Ou será que, se o STF não reage a essas ameaças porque seu presidente também parece estar devendo vários favores aos mesmos grupos econômicos e por isso não faz nada, estaria na hora de nós, usuários do Judiciário, entrarmos na conversa e processarmos pelo crime de ameaças o indivíduo conhecido por Merval Pereira, entre outros?
E mais: será que impedir o livre curso do processo judicial, através de ameaças públicas à integridade da pessoa de um juiz, também não é um outro crime?
Será que permitir que uma empresa, no caso do ramo de comunicações, interfira através de seu poder de mercado, no Judiciário, não é motivo para cancelar a concessão pública que esta empresa exercite?
E se essa empresa tiver grandes problemas com o judiciário e a receita federal, tão graves a ponto de ter sido o processo judicial roubado do fórum público por funcionária comprometida de várias formas com esta empresa, isso não é também um motivo pelo qual ela queira poder interferir na suprema corte do Judiciário?
O poder judiciário brasileiro é patrimônio do povo brasileiro.
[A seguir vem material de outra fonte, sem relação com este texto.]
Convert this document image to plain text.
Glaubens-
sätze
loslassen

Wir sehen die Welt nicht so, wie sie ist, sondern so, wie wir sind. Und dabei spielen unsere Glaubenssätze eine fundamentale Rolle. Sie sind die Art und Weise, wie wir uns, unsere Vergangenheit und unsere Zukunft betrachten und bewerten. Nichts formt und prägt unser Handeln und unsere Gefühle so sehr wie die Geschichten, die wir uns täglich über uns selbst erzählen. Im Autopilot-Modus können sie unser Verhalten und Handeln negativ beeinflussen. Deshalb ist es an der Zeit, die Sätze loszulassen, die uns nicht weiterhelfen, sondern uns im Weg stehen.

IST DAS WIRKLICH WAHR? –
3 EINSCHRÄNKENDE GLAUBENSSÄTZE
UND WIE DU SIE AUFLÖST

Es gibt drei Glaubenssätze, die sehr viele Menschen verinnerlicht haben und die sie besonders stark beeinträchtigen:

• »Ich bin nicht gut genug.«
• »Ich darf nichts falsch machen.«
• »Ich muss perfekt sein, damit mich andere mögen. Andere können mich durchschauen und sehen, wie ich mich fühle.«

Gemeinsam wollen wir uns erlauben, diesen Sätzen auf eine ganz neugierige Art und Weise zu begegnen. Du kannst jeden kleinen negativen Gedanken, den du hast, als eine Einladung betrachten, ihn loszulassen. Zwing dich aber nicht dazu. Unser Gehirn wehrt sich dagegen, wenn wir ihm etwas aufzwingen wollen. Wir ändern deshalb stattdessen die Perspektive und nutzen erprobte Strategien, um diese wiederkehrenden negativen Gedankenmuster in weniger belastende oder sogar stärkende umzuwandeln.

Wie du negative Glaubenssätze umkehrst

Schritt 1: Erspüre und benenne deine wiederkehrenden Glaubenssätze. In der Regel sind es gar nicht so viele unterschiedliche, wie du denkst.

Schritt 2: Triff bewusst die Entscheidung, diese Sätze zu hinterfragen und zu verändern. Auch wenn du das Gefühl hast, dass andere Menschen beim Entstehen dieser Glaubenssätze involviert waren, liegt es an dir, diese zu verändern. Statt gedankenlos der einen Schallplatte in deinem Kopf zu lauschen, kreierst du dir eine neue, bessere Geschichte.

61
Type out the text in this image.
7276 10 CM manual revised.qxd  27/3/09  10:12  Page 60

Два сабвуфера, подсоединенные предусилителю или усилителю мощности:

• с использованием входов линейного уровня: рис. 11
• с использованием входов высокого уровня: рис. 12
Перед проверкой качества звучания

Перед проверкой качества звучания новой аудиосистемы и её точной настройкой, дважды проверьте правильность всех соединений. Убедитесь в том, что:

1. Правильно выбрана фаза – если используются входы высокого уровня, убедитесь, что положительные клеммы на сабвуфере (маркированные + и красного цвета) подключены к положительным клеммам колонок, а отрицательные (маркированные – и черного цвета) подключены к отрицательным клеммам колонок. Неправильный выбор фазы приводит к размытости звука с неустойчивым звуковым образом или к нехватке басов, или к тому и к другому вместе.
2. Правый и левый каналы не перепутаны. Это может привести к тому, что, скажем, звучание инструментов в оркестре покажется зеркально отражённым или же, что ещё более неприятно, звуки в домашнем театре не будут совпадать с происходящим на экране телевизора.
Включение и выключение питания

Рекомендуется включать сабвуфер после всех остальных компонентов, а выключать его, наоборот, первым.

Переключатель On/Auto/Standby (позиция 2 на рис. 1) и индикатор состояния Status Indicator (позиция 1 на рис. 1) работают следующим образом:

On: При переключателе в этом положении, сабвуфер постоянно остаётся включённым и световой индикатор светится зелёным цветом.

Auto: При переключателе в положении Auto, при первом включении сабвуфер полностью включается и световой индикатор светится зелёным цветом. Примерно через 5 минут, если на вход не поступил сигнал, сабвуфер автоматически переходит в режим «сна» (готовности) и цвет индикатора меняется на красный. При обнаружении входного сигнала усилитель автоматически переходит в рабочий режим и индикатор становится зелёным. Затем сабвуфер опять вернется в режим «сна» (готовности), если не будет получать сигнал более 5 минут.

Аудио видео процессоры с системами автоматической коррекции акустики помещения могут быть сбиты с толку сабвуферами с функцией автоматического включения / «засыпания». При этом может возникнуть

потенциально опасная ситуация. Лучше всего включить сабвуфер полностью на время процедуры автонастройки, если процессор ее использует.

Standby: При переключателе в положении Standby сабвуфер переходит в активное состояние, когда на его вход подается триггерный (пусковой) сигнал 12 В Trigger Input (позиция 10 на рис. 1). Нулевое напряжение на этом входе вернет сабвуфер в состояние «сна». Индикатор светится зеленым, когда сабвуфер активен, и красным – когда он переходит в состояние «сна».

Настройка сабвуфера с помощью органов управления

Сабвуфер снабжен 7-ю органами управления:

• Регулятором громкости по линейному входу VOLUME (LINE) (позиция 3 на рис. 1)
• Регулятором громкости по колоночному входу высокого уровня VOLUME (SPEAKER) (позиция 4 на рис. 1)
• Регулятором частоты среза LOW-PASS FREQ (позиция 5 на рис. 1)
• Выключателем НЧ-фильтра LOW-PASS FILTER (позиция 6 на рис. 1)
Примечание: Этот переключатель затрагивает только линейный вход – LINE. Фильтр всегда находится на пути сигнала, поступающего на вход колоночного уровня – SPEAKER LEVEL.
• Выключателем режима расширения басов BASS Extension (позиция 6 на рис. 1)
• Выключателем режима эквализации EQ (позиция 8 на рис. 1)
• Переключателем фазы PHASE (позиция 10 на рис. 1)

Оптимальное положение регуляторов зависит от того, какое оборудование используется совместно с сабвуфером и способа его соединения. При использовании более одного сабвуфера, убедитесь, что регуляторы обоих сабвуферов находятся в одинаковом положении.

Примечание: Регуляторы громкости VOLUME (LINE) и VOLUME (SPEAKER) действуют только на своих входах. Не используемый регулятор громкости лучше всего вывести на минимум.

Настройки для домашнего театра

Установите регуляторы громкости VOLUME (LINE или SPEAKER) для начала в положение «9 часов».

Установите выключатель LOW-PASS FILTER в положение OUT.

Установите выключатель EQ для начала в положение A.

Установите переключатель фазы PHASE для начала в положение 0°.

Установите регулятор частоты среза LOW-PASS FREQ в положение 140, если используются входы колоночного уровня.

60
A Ordem dos Advogados do Brasil também.
Senhor Presidente, aguardamos as ações de Vossa Senhoria no sentido de garantir a isenção do Judiciário do Brasil, através da intransigente defesa da integridade física e moral de seus membros frente às ameaças, várias, de dirigentes e empregados de alguns veículos de comunicação de massa.
Senão, qualquer dia desses, qualquer dono de qualquer jornaleco do interior estará ameaçando, velada ou abertamente, o juiz recém chegado para obter qualquer sentença que desejar, mesmo que completamente errada, dando-lhe poder para açambarcar áreas, matar, violar, roubar e perseguir os mais pobres. E isso não se pode permitir mais que aconteça, pois vai longe, Graças a Deus, este tempo no Brasil.
Isso não pode voltar a acontecer!
Muito menos “em nomi da liberdadi de imprença”.